Ora che i nodi vengono al pettine, chi deve pagare? Perché noi? «Perché lo stato siamo noi», si dice, e quindi offrire questo «contributo di solidarietà» è doveroso, e più siamo «ricchi», più dobbiamo pagare. Ebbene, questa formula è la più totalitaria e liberticida che si possa immaginare: se «lo stato siamo noi», noi stato su di noi società possiamo tutto… ma, come il Pulcinella di Monaldo Leopardi, ci accorgiamo ogni giorno di essere i «noi» assoggettati, mai di essere lo stato che decide e comanda. No. Lo stato, in realtà, sono «loro», e devono lasciarci in pace tanto quanto – e non dev’essere poco – è possibile. E quindi i debiti dello stato li paga lo stato. Come un buon padre di famiglia – che corregge, e talvolta punisce, i figli quando sbagliano, ma né si sostituisce a loro nelle scelte legittime di vita, né pensa di nutrirsi novello Conte Ugolino del loro sangue –, mutatis mutandis, anche lo stato quando è in difficoltà riduce le spese, abbassa il proprio tenore di vita, rinuncia al superfluo e agli sprechi, magari vende qualche proprietà, ma non ipoteca il futuro di coloro che gli sono stati affidati.

Il debito è sempre contro il bene comune, il benessere e la salute sociali.

Non sono contro l’austerità dei costumi e del tenore di vita. Tutt’altro. Ma questa deve riguardare, come imposizione, la compagine statuale – e solo nella misura in cui è la sua austerità a riverberarsi sulla società che diventa accettabile parlare di sacrifici –, non la vita privata dei cittadini e delle famiglie, quasi come se la riuscita sociale ed economica sia una colpa da far pagare.

Mi pare che la politica di bilancio del governo – per quanto necessitata da una congiuntura internazionale tanto sfavorevole quanto causata dagli errori del burocratismo centralista e statalista, nonché dalla prevalenza dell’economia monetaria e finanziaria su quella reale, ma soprattutto pretesa e imposta con sostanziali ricatti politico-finanziari dall’Unione (socialista) Europea, superstato totalitario pur senza apparente apparato repressivo e terroristico – vada nella direzione sbagliata, se non tocchi le cause del malessere, ma le aggravi, togliendo energie al corpo sociale e soffocandolo.
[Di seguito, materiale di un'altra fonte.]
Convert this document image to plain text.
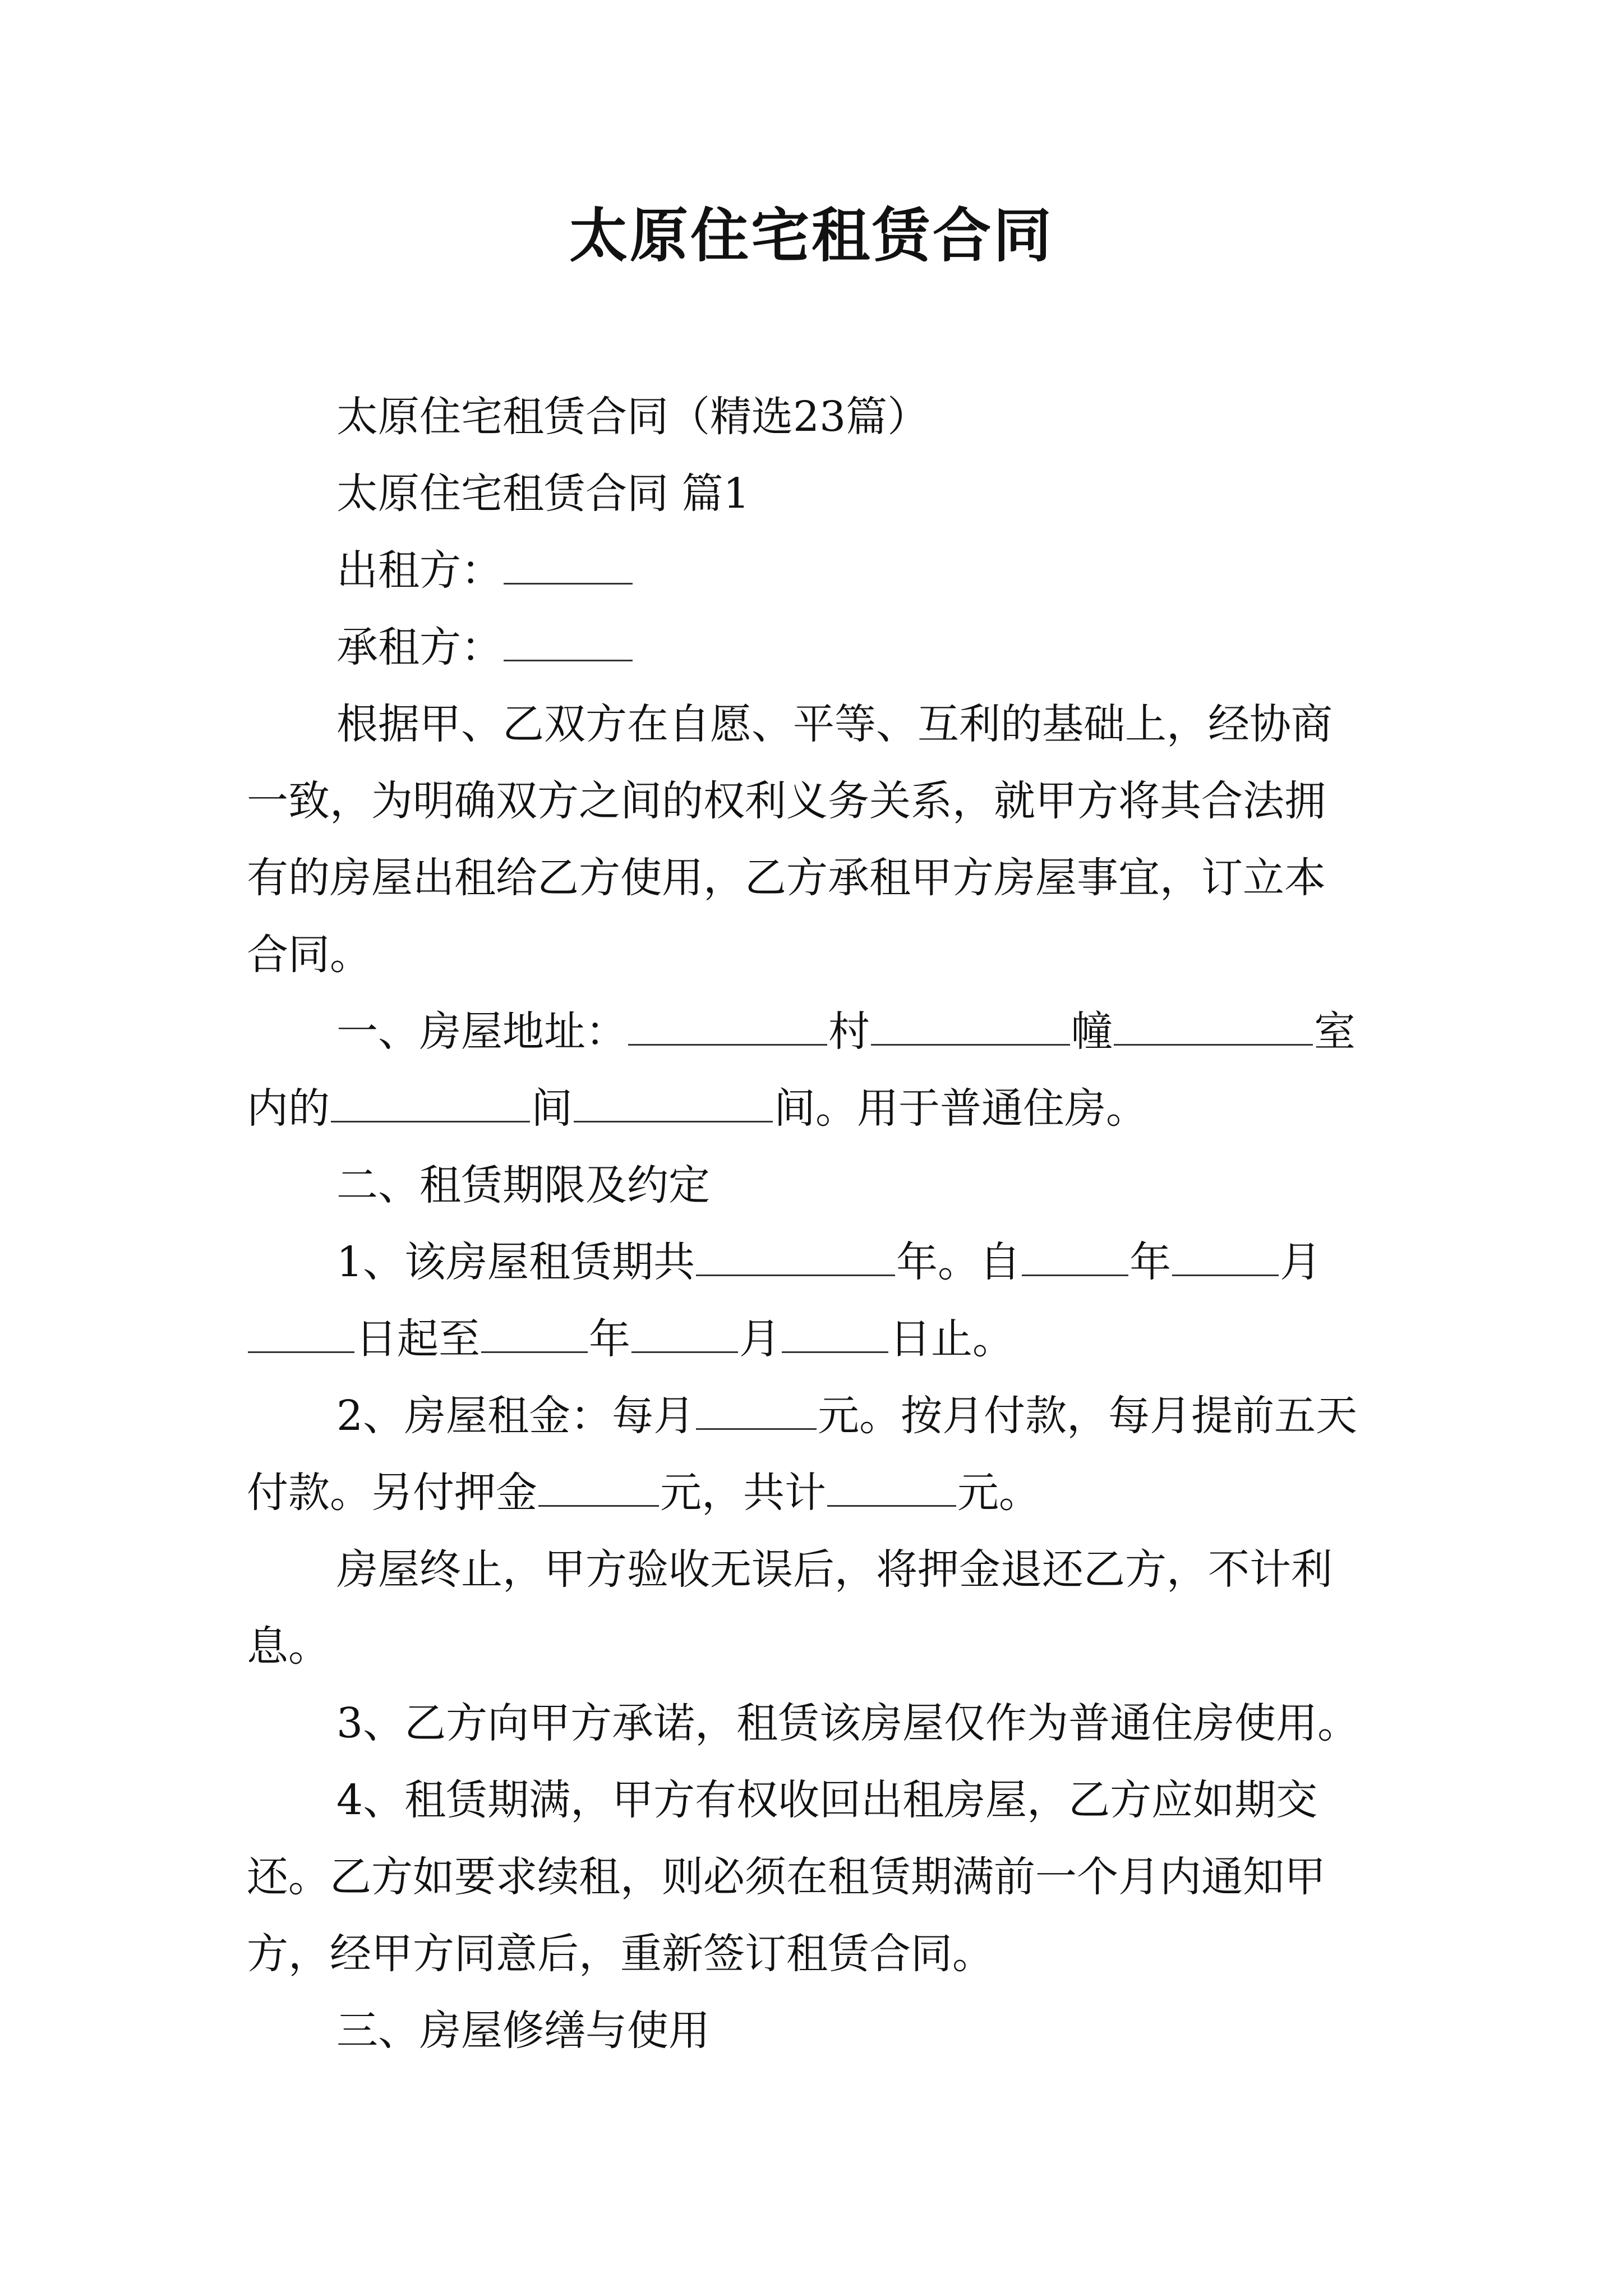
太原住宅租赁合同
太原住宅租赁合同（精选23篇）
太原住宅租赁合同 篇1
出租方：
承租方：
根据甲、乙双方在自愿、平等、互利的基础上，经协商
一致，为明确双方之间的权利义务关系，就甲方将其合法拥
有的房屋出租给乙方使用，乙方承租甲方房屋事宜，订立本
合同。
一、房屋地址：	村	幢	室
内的	间	间。用于普通住房。
二、租赁期限及约定
1、该房屋租赁期共	年。自	年	月
日起至	年	月	日止。
2、房屋租金：每月	元。按月付款，每月提前五天
付款。另付押金	元，共计	元。
房屋终止，甲方验收无误后，将押金退还乙方，不计利
息。
3、乙方向甲方承诺，租赁该房屋仅作为普通住房使用。
4、租赁期满，甲方有权收回出租房屋，乙方应如期交
还。乙方如要求续租，则必须在租赁期满前一个月内通知甲
方，经甲方同意后，重新签订租赁合同。
三、房屋修缮与使用
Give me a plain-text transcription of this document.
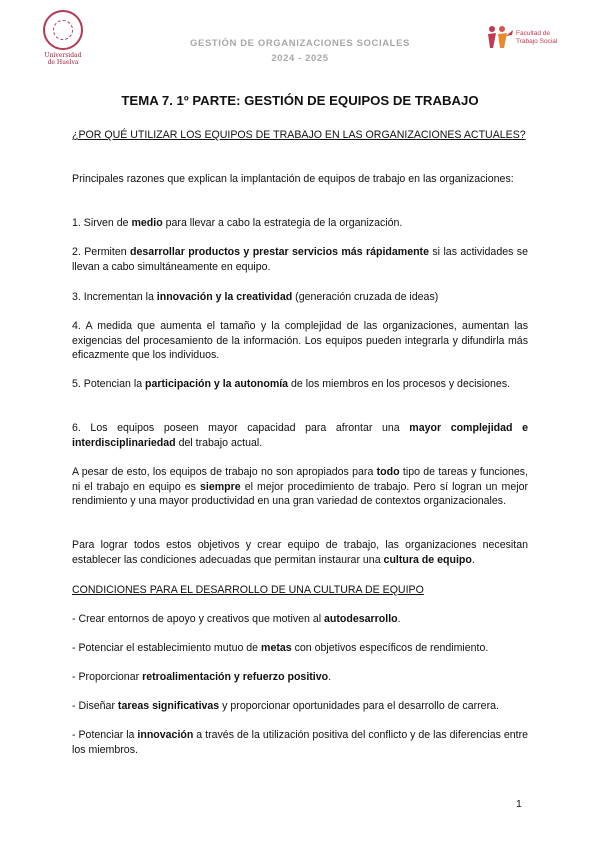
Universidad de Huelva
GESTIÓN DE ORGANIZACIONES SOCIALES
2024 - 2025
Facultad de
Trabajo Social
TEMA 7. 1º PARTE: GESTIÓN DE EQUIPOS DE TRABAJO
¿POR QUÉ UTILIZAR LOS EQUIPOS DE TRABAJO EN LAS ORGANIZACIONES ACTUALES?
Principales razones que explican la implantación de equipos de trabajo en las organizaciones:
1. Sirven de medio para llevar a cabo la estrategia de la organización.
2. Permiten desarrollar productos y prestar servicios más rápidamente si las actividades se llevan a cabo simultáneamente en equipo.
3. Incrementan la innovación y la creatividad (generación cruzada de ideas)
4. A medida que aumenta el tamaño y la complejidad de las organizaciones, aumentan las exigencias del procesamiento de la información. Los equipos pueden integrarla y difundirla más eficazmente que los individuos.
5. Potencian la participación y la autonomía de los miembros en los procesos y decisiones.
6. Los equipos poseen mayor capacidad para afrontar una mayor complejidad e interdisciplinariedad del trabajo actual.
A pesar de esto, los equipos de trabajo no son apropiados para todo tipo de tareas y funciones, ni el trabajo en equipo es siempre el mejor procedimiento de trabajo. Pero sí logran un mejor rendimiento y una mayor productividad en una gran variedad de contextos organizacionales.
Para lograr todos estos objetivos y crear equipo de trabajo, las organizaciones necesitan establecer las condiciones adecuadas que permitan instaurar una cultura de equipo.
CONDICIONES PARA EL DESARROLLO DE UNA CULTURA DE EQUIPO
- Crear entornos de apoyo y creativos que motiven al autodesarrollo.
- Potenciar el establecimiento mutuo de metas con objetivos específicos de rendimiento.
- Proporcionar retroalimentación y refuerzo positivo.
- Diseñar tareas significativas y proporcionar oportunidades para el desarrollo de carrera.
- Potenciar la innovación a través de la utilización positiva del conflicto y de las diferencias entre los miembros.
1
Il troppo di sangue, che genera ipertensione, vertigini e squilibri, e che va salassato, circola nelle vene dell’apparato pubblico, non in quelle della società civile. La pretesa soluzione, quando colpisce le famiglie, è difficile pensare che sia sostanzialmente, e non nominalmente solo, di centrodestra. Certo è sbagliata.

E se è vero e sacrosanto il pareggio di bilancio imposto dalla costituzione, tale norma andrebbe emendata con una semplice clausola dello stesso rango giuridico: tale obiettivo non può essere raggiunto aumentando, direttamente o indirettamente, il carico dei tributi. Insomma, è vietato pareggiare il bilancio con i soldi nostri, mettendoci le mani nelle tasche.

Il centrodestra deve smettere d’essere «di sinistra» Solo tornando ad essere senza complessi e orgogliosamente (centro)destra e, poiché agere sequitur esse, a fare cose di (centro)destra come quest’ultima detta, il governo e le forze politiche che lo sostengono ritroveranno il consenso che rischiano seriamente di perdere, almeno in termini di percentuale del corpo elettorale. Altrimenti i loro (già) elettori continueranno il proprio volontario esilio in patria.

E questo sul piano socio-economico. In un prossimo articolo, esamino quello socio-culturale-morale, certamente più importante, come accennavo: non di solo pane vive l’uomo.

(Giovanni Formicola)

[1] John Madison, Discorso alla Camera del 7 febbraio 1792 sul «Cod Fishery Bill». Il testo fu pubblicato, ad esempio, in The Examiner, and Journal of Political Economy del 27 novembre 1833.